Beef jerky, on the other hand, is ideally suited to the field. Included in a ration pack it can be slipped in a pocket and consumed whenever and wherever.

Delaney says the jerky is one of many additions and improvements that have been made to the IMP in recent years. A good protein bar and hot sauce have also been crowd pleasers. Chocolate bars are now included with both lunch and dinner IMPs, and a new sliced bread product has been a welcomed addition.

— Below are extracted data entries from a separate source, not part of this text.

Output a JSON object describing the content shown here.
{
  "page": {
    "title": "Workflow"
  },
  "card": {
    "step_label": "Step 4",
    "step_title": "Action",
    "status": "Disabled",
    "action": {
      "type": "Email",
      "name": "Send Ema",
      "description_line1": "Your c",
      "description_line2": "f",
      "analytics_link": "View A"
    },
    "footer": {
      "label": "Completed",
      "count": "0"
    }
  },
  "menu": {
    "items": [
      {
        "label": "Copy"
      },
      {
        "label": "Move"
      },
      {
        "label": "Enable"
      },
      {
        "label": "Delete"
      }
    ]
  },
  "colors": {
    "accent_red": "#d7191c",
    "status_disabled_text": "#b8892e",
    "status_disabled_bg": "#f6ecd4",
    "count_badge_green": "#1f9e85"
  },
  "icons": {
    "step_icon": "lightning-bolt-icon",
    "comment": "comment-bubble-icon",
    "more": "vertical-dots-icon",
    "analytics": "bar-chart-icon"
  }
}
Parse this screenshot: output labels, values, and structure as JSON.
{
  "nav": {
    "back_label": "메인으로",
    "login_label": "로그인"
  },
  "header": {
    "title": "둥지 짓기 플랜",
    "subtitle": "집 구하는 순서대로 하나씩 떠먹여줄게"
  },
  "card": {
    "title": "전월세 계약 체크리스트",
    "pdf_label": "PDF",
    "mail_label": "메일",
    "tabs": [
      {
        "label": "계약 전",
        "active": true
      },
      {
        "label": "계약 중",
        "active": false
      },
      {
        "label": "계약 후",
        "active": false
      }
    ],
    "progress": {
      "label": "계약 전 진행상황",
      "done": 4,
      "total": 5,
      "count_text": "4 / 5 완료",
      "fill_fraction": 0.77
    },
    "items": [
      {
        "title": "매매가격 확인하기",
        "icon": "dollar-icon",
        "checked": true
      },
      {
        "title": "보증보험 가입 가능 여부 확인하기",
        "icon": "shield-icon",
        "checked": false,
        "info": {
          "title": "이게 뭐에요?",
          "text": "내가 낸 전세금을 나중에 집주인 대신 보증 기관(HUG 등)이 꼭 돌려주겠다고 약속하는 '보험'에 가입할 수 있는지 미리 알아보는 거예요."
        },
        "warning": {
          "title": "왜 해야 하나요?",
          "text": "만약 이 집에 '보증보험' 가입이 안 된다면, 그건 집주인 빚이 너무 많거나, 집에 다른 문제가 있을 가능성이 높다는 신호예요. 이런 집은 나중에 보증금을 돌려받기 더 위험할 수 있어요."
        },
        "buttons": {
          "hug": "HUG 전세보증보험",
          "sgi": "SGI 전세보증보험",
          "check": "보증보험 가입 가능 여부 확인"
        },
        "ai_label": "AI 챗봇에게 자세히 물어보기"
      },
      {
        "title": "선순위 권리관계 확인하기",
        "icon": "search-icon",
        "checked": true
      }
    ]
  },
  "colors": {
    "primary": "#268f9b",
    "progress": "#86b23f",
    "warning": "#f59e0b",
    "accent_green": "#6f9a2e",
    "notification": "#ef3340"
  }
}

“One of the refinements we’re looking at is trail mix with nuts. Nuts are very good nutritionally but our challenge has been shelf life. We’re looking at coated nuts as an option or a mix that is packaged with nitrogen instead of air,” says Delaney.

In 2014 soldiers can look forward to an IMP hamburger and a vastly improved coffee that is espresso-based and much richer in flavour, says Julie Brooks, also a Technical Assistant with the Programme.

“Food is very important for morale. Soldiers want food that is familiar. We introduced poutine in the IMP that, although made with cooked, rather than fried potatoes, has chicken and cheese curds and a rich gravy. During the trials, soldiers loved it and are now even blogging about it,” she says.

All three team members have degrees in food science, but agree that food is about more than science.

“Of course we need to ensure that our soldiers are getting the nutrition they need,” says Jutras. “But it is also vitally important to us that the food is tasty, easy to eat and we include items  soldiers want in their rations. We’re really looking forward to sitting down with soldiers in the field and finding out what they think.”